This text is an automatic translation from Русский. It was generated by AI and may contain inaccuracies.
Read original →This text is an automatic translation from Русский. It was generated by AI and may contain inaccuracies.
Read original →What's going up from January 1, 2026: VAT to 22%, utility tariffs by 1.7%, recycling fees by 10-25%. Economists and the Central Bank estimate the contribution to inflation at 1.2 to 2.5 percentage points. A breakdown of the impact on consumer prices.

Starting January 1, 2026, Russia will simultaneously raise VAT to 22%, utility tariffs by 1.7%, and the recycling fee by 10-25%. According to expert estimates, the cumulative contribution of these measures to annual inflation will range from 1.2 to 2.5 percentage points. The changes will be reflected most rapidly in retail prices, services, and utility payments.
Taxes in the price: VAT
From January 1, 2026, the VAT rate will increase to 22% (from the current 20%), while the preferential 10% rate will be preserved for socially important categories: essential food products, medicines, children's goods, educational publications, and several other items. Importantly, VAT is the tax that "seeps through" into prices fastest where businesses have short pricing cycle updates and minimal inventory. This primarily affects:
At the same time, in some markets the effect may be "spread out" due to warehouse inventory, fixed contracts, or competition that forces businesses to temporarily "absorb" part of the increase at the expense of margins.
Administrative tariffs: utilities
The tariff decision has already been formalized: the government has approved the utility rate adjustment indices for 2026. From January 1, 2026, the maximum index across all regions will average 1.7%. This doesn't mean an automatic 1.7% increase for every line item on your bill. We're talking about a "ceiling" for aggregate payments on average across the region—tariffs may rise more steeply in some places, less so in others, with parameters depending on regional authorities' decisions and the structure of utility payments. The next increase will be on October 1 for each region.
Auto and transportation basket: recycling fee
From January 1, 2026, another increase in the coefficients for calculating the recycling fee across different vehicle categories is expected. According to RBC Autonews estimates, the indexation could reach 10–25%, and the market is effectively beginning to price in these changes in advance. The mechanics here are straightforward: the recycling fee quickly shows up in dealer pricing because:
Utilities are a direct component of the consumer price index (CPI). That's why their indexation is considered one of the most "transparent" inflationary factors. The Central Bank has already discussed estimates: the increase in utility tariffs in 2026 could add around 0.4 percentage points to inflation. Independent economists typically cite a similar range of 0.4–0.5 p.p., with the caveat about secondary effects (businesses' utility costs get passed through into prices of goods and services).

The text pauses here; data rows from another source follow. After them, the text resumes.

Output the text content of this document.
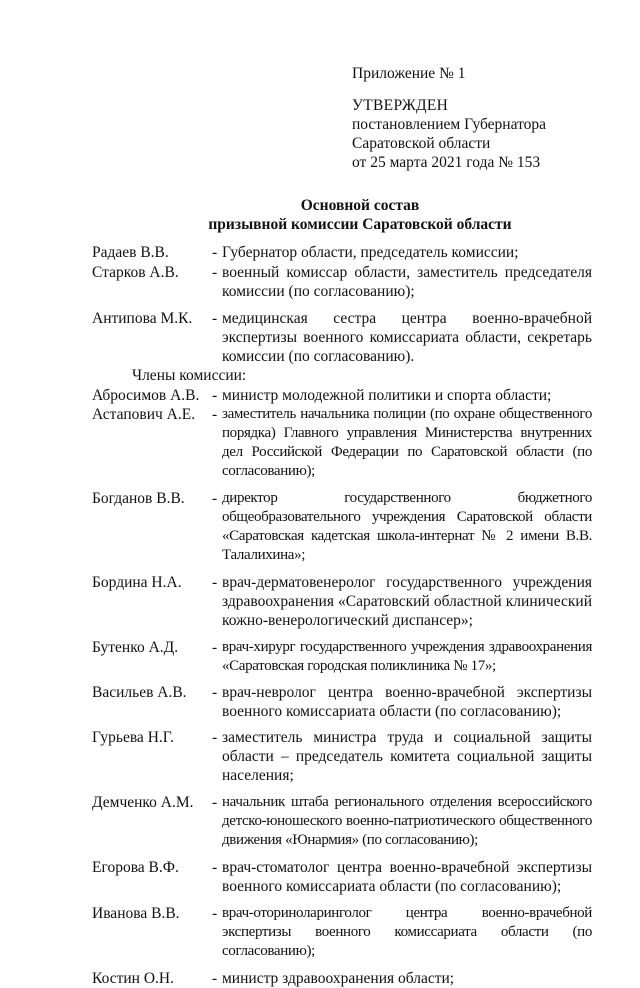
Приложение № 1
УТВЕРЖДЕН
постановлением Губернатора
Саратовской области
от 25 марта 2021 года № 153
Основной состав
призывной комиссии Саратовской области
Радаев В.В.	- Губернатор области, председатель комиссии;
Старков А.В.	- военный комиссар области, заместитель председателя комиссии (по согласованию);
Антипова М.К.	- медицинская сестра центра военно-врачебной экспертизы военного комиссариата области, секретарь комиссии (по согласованию).
Члены комиссии:
Абросимов А.В. - министр молодежной политики и спорта области;
Астапович А.Е.	- заместитель начальника полиции (по охране общественного порядка) Главного управления Министерства внутренних дел Российской Федерации по Саратовской области (по согласованию);
Богданов В.В.	- директор государственного бюджетного общеобразовательного учреждения Саратовской области «Саратовская кадетская школа-интернат № 2 имени В.В. Талалихина»;
Бордина Н.А.	- врач-дерматовенеролог государственного учреждения здравоохранения «Саратовский областной клинический кожно-венерологический диспансер»;
Бутенко А.Д.	- врач-хирург государственного учреждения здравоохранения «Саратовская городская поликлиника № 17»;
Васильев А.В.	- врач-невролог центра военно-врачебной экспертизы военного комиссариата области (по согласованию);
Гурьева Н.Г.	- заместитель министра труда и социальной защиты области – председатель комитета социальной защиты населения;
Демченко А.М.	- начальник штаба регионального отделения всероссийского детско-юношеского военно-патриотического общественного движения «Юнармия» (по согласованию);
Егорова В.Ф.	- врач-стоматолог центра военно-врачебной экспертизы военного комиссариата области (по согласованию);
Иванова В.В.	- врач-оториноларинголог центра военно-врачебной экспертизы военного комиссариата области (по согласованию);
Костин О.Н.	- министр здравоохранения области;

VAT is an inflationary driver through price. But the pass-through isn't always equal to the rate increase: in competitive markets, businesses may partially "absorb" the increase. Nevertheless, the Bank of Russia estimates the contribution of the VAT increase to inflation at approximately 0.8 p.p., with the regulator expecting the main effect around the end of 2025 and in January, when businesses massively change price tags and renegotiate contracts. Meanwhile, the Ministry of Finance gives a more aggressive upper estimate: the VAT increase could add up to 1 p.p. to inflation (depending on the degree of pass-through to prices). Evgeny Goryunov, economist at the Gaidar Institute for Economic Policy, notesthat the inflationary effect of the VAT increase may manifest not only in January but stretch across the entire first quarter of 2026. At the same time, he generally agrees with the Central Bank's quantitative assessment. Sber estimated that the VAT increase could add "just under 2 percentage points" to inflation (i.e., nearly +2 p.p.).
Even where the increase isn't direct, a "lighthouse effect" operates: tariffs, automobiles, major purchases, and mandatory payments raise the population's inflation expectations, and expectations often translate into actual pricing decisions by businesses. The Central Bank noted that estimating the effect of the recycling fee on inflation is more difficult than VAT, but the impact exists and is distributed over time.
Part of the inflation will be "administrative" (tariffs), part "tax-driven" (VAT), and the rest through expectations and supply chains. Utilities—a virtually inevitable and rapid contribution (January step + regional adjustment from October). Here the effect appears quickly and is captured by statistics.
Non-food retail and services—the zone where VAT most often "passes through" to the final price fastest. At the same time, some essential goods are protected by the preferential 10% rate, but an indirect effect is still possible through producers' and suppliers' costs. May manifest in waves: some companies change prices strictly on January 1, others as they renegotiate contracts, sell off remaining inventory, and adjust logistics.